Jalannya tidak lurus. Ya tentu saja, dia sedang mabuk. Omongannya tak jelas, terdengar seperti gumaman, atau memang gumaman.
"Hei Gin, kau kan satu arah, antarkan dia pulang ya?" Patty berjalan lalu melambaikan tangannya
Gin diam. Lalu memori merayap ke ingatannya. Sanji pindah apartemen dua bulan lalu. Dan tentu, Gin belum tahu alamatnya. Sambil menghembuskan nafas ia merogoh saku celana Sanji dan meraih telepon genggamnya. Tangannya lalu mencari kontak berlabel "Zoro" lalu menekan opsi 'Panggil'. Setelah beberapa lama mendengar nada sambung, orang diujung telepon mulai berbicara;
"Sanji…" suara berat dan kasar seperti yang diharapkan Gin
"Halo, Zoro, begini, kami minum-minum hari ini—" Gin yang masih ada di agak sadar berbicara
"Dimana kalian? Dengan mobil kah?" dengan cepat Zoro memotong omongan Gin. Seperti tahu apa yang terjadi kepada Sanji. Atau kita bisa membaca kalimat sebelumnya tanpa kata 'seperti'. Zoro memang tahu apa yang terjadi pada Sanji
"Kami ada di Projector number Six, dan ya Sanji mengandarai mobilnya pagi ini"
"Gin, tolong diam di tempat itu sebentar" Zoro lalu mengambil jaketnya, menyelipkan sepatu ketsnya lalu menyetop taksi. Ketika supir taksi itu bertanya kemana tujuannya, Zoro menjawab cepat. Projector number Six.

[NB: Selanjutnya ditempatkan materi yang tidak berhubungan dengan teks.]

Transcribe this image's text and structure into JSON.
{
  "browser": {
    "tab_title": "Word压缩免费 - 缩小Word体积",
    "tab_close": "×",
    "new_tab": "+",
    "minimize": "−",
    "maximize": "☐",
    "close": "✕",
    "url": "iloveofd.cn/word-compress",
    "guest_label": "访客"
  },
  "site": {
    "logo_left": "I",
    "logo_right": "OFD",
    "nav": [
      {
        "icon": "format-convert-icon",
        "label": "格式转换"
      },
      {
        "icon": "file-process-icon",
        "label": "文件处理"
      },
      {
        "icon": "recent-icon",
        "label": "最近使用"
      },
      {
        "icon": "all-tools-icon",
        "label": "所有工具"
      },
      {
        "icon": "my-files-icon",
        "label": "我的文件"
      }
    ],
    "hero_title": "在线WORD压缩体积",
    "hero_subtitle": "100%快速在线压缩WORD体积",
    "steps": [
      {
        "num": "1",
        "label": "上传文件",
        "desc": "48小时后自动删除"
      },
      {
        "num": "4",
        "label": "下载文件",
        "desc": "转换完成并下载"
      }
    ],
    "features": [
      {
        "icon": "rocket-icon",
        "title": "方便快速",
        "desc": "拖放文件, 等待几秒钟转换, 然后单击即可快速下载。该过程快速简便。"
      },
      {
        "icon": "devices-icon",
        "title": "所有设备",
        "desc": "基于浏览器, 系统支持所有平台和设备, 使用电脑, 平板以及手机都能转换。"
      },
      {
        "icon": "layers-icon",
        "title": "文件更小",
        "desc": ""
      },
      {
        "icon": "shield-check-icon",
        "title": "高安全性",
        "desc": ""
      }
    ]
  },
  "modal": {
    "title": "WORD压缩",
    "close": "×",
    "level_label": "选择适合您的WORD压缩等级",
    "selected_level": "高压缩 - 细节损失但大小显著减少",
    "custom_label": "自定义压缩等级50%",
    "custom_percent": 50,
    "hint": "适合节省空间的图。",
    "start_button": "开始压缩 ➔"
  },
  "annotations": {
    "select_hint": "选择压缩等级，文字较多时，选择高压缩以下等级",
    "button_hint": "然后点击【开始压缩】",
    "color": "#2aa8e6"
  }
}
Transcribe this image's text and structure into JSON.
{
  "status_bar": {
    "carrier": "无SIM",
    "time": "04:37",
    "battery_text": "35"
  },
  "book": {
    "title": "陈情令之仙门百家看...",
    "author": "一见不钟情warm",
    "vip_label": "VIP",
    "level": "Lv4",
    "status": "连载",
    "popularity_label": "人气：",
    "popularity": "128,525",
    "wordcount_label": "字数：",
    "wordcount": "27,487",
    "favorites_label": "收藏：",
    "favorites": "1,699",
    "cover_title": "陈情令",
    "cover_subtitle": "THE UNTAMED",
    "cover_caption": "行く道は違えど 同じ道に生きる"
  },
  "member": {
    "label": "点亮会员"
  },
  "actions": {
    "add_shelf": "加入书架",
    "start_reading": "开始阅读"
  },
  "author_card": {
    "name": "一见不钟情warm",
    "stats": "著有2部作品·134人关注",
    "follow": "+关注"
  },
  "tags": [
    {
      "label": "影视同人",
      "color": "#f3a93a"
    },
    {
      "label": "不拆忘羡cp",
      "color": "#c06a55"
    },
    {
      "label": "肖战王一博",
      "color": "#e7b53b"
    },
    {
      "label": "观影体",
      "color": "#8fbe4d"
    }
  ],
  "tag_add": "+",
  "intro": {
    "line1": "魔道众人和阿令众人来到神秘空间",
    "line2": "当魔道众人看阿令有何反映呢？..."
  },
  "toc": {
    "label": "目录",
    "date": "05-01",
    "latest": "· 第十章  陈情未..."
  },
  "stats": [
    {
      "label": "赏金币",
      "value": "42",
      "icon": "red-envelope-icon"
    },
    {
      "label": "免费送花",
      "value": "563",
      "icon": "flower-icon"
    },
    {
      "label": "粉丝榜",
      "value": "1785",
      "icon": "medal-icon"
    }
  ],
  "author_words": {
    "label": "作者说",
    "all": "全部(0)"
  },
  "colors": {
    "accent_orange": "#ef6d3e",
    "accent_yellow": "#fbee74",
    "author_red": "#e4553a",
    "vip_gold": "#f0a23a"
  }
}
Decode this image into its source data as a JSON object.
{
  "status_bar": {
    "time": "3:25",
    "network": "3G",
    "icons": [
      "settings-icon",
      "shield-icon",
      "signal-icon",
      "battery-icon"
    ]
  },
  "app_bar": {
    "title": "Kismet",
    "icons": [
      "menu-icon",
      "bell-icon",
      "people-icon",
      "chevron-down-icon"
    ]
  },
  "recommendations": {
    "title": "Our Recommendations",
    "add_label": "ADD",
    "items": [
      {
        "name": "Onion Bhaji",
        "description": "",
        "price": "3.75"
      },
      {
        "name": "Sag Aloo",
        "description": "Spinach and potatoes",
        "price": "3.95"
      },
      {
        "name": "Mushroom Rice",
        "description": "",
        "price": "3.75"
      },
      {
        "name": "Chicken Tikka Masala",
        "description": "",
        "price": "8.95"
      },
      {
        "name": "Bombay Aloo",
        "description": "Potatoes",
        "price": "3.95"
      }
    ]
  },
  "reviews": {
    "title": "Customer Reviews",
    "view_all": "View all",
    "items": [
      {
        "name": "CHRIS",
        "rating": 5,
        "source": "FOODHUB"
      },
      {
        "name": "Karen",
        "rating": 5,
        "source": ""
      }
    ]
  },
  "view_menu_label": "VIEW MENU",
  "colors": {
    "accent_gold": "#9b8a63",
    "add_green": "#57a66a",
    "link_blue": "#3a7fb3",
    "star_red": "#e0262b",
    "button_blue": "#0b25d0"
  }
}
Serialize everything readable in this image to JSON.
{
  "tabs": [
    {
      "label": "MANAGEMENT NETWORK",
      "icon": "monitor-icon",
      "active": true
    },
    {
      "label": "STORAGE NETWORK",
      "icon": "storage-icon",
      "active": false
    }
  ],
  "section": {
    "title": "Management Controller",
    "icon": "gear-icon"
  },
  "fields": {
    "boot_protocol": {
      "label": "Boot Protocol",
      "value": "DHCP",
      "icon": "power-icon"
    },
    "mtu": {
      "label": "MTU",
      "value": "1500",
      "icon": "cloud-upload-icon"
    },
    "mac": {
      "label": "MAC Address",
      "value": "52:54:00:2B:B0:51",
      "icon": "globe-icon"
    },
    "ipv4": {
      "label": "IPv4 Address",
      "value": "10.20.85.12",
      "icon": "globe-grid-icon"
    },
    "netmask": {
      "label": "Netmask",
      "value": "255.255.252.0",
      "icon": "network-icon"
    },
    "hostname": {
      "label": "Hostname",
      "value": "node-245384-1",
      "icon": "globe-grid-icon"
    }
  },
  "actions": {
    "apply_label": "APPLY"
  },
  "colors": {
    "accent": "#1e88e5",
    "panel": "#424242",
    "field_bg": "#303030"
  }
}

Yang ada di pikiran Zoro saat ini adalah apa yang menyebabkan Sanji membiarkan dirinya mabuk. Alasan yang sama yang membuatnya mengakhiri hubungan mereka? Tapi Sanji tidak pernah bercerita tentang apapun yang kira-kira bisa menjadi alasan dibalik kedua hal itu. Sanji yang selama ini Zoro kenal adalah orang yang paling bisa mengendalikan perasaannya, kecuali, tentu, Zoro tidak mengenal Sanji sebaik itu. Atau malah Zoro tidak mengenal Sanji sama sekali. Zoro tenggelam dalam perasaan-perasaan seperti itu sebelum akhirnya ia merasakan mesin yang ia tumpangi melambat lalu berhenti. Matanya melirik ke arah argo, lalu mengambil sejumlah uang dari dalam dompetnya untuk selanjutnya diserahkan kepada supir taksi. Supir taksi itu lalu menoleh ke arah Zoro dengan ekspresi bertanya, yang hanya dibalas oleh anggukan cepat oleh yang 'ditanya'
Zoro mengambil telepon genggamnya lalu memilih opsi redial. Nada sambung terdengar untuk beberapa detik yang kelewat panjang, sebelum akhirnya Gin menjawab;
"Yo, Zoro. Aku sedang berjalan kedepan" Zoro tidak membalas, tapi masih menggenggam teleponnya di dekat telinga, cukup dekat untuk medengar suara di ujung satunya. Ia menjatuhkan tangannya ketika melihat Gin dengan agak tertatih membopong Sanji keluar. Tidak heran sebenarnya, Gin adalah figur yang sangat kurus dan terlihat rapuh. Zoro lalu berjalan cepat ke arah mereka berdua, membantu Gin membawa Sanji ke mobilnya.
Sanji ada di jok belakang. Tidur. Dan mengigau.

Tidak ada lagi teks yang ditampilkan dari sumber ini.